En général, car il y a véritablement des morceaux qui pêchent par leur manque d’originalité et/ou par leur longueur. Tout de suite, je pense à ce dyptique Dead Gardens/Romanticide, sensé concurrencer Slaying The Dreamer et qui en fait, tombe à plat. Le plus exaspérant reste tout de même ce Dead Gardens qui ne casse vraiment pas trois pattes à un canard dans l’ensemble mais qui s’éternise par des riffs « bourrins » et qui gâche l’écoute du morceau suivant, Romanticide, qui lui est nettement supérieur. De ce côté-là, il n’y a qu’une chose à dire : le mélange métal-symphonique est mal dosé, et on préfère nettement le Nightwish symphonique que le Nightwish plus violent qui casse véritablement les oreilles. Cette envie parfois de bourriner gâche complètement la clôture de l’album, Higher Than Hope, un titre qui aurait pu détenir un énorme potentiel si les refrains avaient été mieux goupillés. Dans un tout autre registre, The Siren écope également de cette manie qu’a Tuomas Holopainen de faire durer trois plombes ses morceaux, avec ces chants de sirènes qui continuent une à deux minutes après la « fin » du titre.

Un petit mot sur les lignes de chant : on va commencer par le point positif de ce côté-là. Marco Hietala est toujours présent et c’est à notre enchantement. Sa voix puissante, violente sur quelques titres (Wish I Had An Angel, Planet Hell), se fait plus émouvante sur un titre comme The Siren ou même surprenante quand elle ne se résume qu’à des murmures comme sur Romanticide. Et puis il y a Tarja, celle qui se voyait mutilée de son style classique déjà dans Century Child, mais qui ici est réellement insipide. Il n’y a que sur les trois derniers titres, Ghost Love Score, Kuolema Tekke Taiteilijan et Higher Than Hope que l’on peut déceler une petite pointe d’émotion.

Once est un bon album, même très bon. L’arrivée des orchestrations confirme que Tuomas Holopainen a un véritable talent de composition, même si parfois on ne comprend pas l’intérêt de certains choix qu’il a opérés. Pour reprendre une comparaison de Nikö dans sa chronique de l’album sur obskure.com, Once est le Pirates des Caraïbes du métal, un album épique à souhait, très agréable à l’écoute.
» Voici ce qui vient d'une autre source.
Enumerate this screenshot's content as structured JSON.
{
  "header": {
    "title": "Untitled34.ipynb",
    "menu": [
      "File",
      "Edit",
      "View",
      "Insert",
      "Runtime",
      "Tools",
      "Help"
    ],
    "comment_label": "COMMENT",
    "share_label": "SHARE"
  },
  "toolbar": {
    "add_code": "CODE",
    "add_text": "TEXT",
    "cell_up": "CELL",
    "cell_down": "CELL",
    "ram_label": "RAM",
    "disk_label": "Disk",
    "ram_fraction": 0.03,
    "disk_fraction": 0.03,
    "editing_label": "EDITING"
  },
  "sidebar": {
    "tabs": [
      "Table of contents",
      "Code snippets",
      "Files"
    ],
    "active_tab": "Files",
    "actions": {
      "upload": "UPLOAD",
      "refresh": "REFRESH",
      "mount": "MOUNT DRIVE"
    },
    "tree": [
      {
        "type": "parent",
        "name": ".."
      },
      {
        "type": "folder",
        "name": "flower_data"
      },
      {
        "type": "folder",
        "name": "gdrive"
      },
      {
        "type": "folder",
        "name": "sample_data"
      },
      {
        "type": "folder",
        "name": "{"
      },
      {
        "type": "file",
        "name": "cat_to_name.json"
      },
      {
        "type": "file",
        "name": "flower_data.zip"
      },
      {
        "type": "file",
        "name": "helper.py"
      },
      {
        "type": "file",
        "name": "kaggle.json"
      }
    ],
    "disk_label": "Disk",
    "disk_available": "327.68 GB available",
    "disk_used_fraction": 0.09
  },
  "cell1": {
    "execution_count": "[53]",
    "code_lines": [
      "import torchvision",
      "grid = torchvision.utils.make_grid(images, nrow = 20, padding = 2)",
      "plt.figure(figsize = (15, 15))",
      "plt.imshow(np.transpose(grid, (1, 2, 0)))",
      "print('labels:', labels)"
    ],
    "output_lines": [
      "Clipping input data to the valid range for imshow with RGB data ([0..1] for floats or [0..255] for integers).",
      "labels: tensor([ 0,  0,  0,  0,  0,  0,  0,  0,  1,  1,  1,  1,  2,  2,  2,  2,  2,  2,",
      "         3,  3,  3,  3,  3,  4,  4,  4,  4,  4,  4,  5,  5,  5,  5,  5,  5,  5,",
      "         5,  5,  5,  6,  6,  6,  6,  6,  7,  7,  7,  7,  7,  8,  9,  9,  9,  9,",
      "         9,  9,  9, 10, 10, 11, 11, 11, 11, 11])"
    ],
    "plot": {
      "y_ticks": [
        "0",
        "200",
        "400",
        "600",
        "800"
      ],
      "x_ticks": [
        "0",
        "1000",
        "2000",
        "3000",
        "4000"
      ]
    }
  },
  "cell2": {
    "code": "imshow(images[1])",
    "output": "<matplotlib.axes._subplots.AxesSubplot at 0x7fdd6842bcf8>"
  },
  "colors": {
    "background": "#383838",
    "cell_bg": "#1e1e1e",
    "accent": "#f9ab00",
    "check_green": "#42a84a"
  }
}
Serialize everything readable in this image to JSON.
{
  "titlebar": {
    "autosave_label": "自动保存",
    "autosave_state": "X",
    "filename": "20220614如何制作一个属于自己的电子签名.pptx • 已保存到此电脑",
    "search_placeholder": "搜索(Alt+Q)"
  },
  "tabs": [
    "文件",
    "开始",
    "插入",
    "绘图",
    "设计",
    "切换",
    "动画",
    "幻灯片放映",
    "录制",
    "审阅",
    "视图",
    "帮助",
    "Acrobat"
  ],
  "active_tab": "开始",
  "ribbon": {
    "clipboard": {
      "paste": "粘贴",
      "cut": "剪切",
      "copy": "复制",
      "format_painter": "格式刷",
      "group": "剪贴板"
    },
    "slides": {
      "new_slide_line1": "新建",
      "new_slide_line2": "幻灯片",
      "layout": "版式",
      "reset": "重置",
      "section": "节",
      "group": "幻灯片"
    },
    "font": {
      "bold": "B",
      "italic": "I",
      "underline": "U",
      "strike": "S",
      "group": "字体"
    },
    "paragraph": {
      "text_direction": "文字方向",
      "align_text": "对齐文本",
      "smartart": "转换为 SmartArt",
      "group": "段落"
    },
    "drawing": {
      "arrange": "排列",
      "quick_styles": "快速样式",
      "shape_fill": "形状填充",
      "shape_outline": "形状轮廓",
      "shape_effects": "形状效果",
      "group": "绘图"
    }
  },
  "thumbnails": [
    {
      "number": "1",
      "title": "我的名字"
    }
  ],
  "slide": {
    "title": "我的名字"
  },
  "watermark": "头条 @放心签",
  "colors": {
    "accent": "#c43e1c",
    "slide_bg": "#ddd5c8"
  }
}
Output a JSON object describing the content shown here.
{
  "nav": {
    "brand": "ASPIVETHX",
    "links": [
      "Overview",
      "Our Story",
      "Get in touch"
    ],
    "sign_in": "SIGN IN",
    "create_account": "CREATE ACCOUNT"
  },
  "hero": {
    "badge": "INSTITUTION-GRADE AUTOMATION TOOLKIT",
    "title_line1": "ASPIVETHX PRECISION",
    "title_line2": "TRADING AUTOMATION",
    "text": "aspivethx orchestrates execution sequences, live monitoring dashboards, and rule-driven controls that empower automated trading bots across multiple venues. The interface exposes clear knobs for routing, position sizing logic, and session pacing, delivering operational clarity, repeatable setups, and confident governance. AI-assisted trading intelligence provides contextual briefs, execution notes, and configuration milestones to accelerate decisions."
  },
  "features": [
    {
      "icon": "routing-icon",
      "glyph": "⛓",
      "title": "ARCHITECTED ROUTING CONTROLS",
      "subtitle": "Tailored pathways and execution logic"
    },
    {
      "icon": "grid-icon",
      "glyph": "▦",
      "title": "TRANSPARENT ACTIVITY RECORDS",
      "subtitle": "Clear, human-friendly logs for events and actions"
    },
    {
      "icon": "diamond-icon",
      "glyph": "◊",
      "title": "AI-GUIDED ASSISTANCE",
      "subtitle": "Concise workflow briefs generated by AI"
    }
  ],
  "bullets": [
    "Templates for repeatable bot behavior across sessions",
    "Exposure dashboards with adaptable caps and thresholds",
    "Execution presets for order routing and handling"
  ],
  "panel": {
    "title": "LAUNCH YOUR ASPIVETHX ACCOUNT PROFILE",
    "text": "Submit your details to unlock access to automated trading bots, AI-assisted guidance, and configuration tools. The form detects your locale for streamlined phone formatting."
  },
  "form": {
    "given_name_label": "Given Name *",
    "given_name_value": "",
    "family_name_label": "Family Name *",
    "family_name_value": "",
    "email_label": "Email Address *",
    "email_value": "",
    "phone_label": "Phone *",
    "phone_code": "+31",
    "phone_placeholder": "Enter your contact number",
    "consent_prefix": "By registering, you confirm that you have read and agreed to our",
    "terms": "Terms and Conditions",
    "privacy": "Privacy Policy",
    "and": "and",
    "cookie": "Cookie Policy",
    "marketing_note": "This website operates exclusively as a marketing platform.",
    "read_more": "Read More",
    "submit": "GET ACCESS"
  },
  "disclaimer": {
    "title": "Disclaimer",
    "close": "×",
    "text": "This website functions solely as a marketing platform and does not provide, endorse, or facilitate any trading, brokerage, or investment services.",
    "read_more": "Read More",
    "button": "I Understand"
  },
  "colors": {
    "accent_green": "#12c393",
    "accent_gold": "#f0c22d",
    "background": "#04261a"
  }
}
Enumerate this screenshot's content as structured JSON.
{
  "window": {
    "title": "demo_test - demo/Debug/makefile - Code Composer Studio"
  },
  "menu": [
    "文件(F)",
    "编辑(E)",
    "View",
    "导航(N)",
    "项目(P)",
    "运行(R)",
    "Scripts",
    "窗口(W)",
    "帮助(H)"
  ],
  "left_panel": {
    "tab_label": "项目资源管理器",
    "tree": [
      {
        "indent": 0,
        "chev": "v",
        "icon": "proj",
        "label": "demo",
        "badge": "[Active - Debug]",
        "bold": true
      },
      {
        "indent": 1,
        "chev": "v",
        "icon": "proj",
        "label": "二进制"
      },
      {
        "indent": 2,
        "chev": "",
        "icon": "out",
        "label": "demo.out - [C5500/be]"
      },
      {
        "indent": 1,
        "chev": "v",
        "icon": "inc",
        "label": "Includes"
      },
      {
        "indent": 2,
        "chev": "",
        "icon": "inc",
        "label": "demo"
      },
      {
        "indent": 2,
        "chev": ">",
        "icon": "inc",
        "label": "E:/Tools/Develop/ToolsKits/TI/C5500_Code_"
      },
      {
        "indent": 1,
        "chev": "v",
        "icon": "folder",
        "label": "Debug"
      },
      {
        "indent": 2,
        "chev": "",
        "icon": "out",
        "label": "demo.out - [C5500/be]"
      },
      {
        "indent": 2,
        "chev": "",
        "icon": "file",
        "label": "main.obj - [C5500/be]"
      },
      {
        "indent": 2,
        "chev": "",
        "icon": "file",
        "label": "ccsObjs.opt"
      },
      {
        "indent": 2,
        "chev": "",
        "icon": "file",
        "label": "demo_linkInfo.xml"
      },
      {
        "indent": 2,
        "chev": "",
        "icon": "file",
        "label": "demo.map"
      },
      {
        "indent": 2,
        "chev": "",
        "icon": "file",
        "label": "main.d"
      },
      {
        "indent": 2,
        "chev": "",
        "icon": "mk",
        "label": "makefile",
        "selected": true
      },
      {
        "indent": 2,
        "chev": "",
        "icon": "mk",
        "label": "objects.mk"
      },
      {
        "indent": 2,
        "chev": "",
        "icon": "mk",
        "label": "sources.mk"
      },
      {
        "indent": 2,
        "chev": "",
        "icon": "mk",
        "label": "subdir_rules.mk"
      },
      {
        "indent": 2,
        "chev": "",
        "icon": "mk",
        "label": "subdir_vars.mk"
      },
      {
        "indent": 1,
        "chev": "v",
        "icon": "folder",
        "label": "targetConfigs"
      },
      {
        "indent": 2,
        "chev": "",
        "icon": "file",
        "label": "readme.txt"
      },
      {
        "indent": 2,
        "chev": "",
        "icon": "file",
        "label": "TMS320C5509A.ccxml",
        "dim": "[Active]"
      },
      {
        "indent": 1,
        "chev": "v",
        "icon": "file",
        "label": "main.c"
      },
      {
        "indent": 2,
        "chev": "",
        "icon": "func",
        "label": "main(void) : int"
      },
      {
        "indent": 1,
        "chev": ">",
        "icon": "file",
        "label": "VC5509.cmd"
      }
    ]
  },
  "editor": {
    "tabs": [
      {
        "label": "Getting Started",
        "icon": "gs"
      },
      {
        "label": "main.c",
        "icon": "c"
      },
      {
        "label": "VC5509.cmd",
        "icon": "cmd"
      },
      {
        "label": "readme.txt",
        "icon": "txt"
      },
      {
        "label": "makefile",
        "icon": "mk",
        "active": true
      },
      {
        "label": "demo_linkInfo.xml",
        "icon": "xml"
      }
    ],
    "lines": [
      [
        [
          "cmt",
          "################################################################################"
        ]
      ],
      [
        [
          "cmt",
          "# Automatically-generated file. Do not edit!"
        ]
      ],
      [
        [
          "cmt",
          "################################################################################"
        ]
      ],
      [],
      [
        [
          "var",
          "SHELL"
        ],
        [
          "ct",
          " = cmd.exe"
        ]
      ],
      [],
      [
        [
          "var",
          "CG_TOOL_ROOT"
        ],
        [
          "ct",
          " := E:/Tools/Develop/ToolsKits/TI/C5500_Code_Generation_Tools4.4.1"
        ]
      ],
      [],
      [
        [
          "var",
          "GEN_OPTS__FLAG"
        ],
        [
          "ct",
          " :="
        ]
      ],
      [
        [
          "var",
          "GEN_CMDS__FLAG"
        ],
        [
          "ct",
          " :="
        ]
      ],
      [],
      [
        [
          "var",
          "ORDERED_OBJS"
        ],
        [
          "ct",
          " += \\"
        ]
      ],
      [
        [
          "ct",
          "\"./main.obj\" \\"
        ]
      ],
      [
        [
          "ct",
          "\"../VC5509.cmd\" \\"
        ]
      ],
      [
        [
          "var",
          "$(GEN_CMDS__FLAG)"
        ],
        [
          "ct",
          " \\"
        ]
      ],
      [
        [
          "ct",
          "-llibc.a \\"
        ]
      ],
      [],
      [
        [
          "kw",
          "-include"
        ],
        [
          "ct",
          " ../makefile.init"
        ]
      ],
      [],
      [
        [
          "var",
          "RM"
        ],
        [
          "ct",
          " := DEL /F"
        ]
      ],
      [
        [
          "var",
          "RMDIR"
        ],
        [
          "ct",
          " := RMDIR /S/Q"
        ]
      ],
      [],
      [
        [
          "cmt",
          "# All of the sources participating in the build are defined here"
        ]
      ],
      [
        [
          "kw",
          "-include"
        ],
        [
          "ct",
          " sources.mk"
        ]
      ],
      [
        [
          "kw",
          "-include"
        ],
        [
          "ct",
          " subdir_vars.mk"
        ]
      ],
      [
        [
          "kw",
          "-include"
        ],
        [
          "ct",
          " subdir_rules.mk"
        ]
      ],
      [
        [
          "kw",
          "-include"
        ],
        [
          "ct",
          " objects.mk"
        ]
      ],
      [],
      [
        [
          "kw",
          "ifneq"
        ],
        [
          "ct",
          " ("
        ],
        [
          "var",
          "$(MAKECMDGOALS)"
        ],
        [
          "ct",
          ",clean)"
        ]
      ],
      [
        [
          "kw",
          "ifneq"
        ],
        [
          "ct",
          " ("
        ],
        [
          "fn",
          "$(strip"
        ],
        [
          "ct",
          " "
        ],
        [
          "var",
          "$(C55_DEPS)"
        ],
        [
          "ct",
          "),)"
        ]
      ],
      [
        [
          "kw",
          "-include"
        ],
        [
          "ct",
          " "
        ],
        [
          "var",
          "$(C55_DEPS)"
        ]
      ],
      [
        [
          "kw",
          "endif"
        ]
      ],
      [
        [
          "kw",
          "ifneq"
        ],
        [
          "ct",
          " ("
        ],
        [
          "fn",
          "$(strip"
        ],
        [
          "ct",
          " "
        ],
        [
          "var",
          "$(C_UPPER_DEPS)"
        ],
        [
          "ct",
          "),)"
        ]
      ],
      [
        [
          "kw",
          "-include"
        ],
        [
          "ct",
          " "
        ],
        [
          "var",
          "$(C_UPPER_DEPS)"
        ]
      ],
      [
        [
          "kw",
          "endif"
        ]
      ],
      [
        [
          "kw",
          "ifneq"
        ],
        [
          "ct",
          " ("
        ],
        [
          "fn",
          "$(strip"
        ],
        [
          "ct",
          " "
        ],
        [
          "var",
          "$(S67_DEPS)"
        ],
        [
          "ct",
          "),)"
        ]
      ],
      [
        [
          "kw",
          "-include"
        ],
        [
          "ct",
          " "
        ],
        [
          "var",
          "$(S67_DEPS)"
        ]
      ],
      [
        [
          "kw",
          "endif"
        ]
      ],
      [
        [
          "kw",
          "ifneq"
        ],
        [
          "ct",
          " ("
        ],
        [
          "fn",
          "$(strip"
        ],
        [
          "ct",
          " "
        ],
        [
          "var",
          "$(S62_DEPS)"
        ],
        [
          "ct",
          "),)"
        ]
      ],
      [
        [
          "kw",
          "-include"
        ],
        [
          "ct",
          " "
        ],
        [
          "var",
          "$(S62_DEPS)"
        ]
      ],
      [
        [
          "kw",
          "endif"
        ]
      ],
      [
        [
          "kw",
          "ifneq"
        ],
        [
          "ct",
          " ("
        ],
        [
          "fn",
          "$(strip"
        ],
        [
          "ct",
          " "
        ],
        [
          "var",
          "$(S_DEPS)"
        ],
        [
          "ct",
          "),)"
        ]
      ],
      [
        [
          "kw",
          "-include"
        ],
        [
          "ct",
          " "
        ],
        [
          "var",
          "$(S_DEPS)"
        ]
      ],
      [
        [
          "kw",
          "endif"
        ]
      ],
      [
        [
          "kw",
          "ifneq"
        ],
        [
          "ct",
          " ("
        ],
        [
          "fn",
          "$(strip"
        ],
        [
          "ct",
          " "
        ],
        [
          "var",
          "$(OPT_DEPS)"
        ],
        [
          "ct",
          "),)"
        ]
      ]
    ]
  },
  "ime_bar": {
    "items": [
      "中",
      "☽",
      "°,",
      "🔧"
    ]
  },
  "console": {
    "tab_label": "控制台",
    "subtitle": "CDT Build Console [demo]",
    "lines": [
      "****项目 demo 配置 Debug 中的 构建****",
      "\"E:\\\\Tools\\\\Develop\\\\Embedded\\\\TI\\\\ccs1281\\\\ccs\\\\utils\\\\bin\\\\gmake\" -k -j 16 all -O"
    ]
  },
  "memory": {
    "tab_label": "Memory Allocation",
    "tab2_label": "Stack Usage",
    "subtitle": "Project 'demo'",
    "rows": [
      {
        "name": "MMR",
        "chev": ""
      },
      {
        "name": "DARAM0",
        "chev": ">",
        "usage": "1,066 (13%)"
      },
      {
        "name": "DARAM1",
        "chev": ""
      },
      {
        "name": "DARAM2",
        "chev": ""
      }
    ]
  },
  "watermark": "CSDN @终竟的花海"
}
Mais ses faiblesses restent importantes : les parties heavy sont bâclées et la voix de Tarja tellement modifiée qu’on se demande réellement où est passé le groupe qui a pondu Oceanborn et Wishmaster. On a l’impression que Holopainen, en enregistrant cet album, est un peu comme un enfant qui vient de recevoir le jouet qu’il voulait pour Noël et qu’il délaisse complètement ceux avec qui il avait tant de plaisir à s’amuser. Avec le départ de Tarja, Once reste l’album de la fin d’une grande histoire et le début d’une nouvelle ère.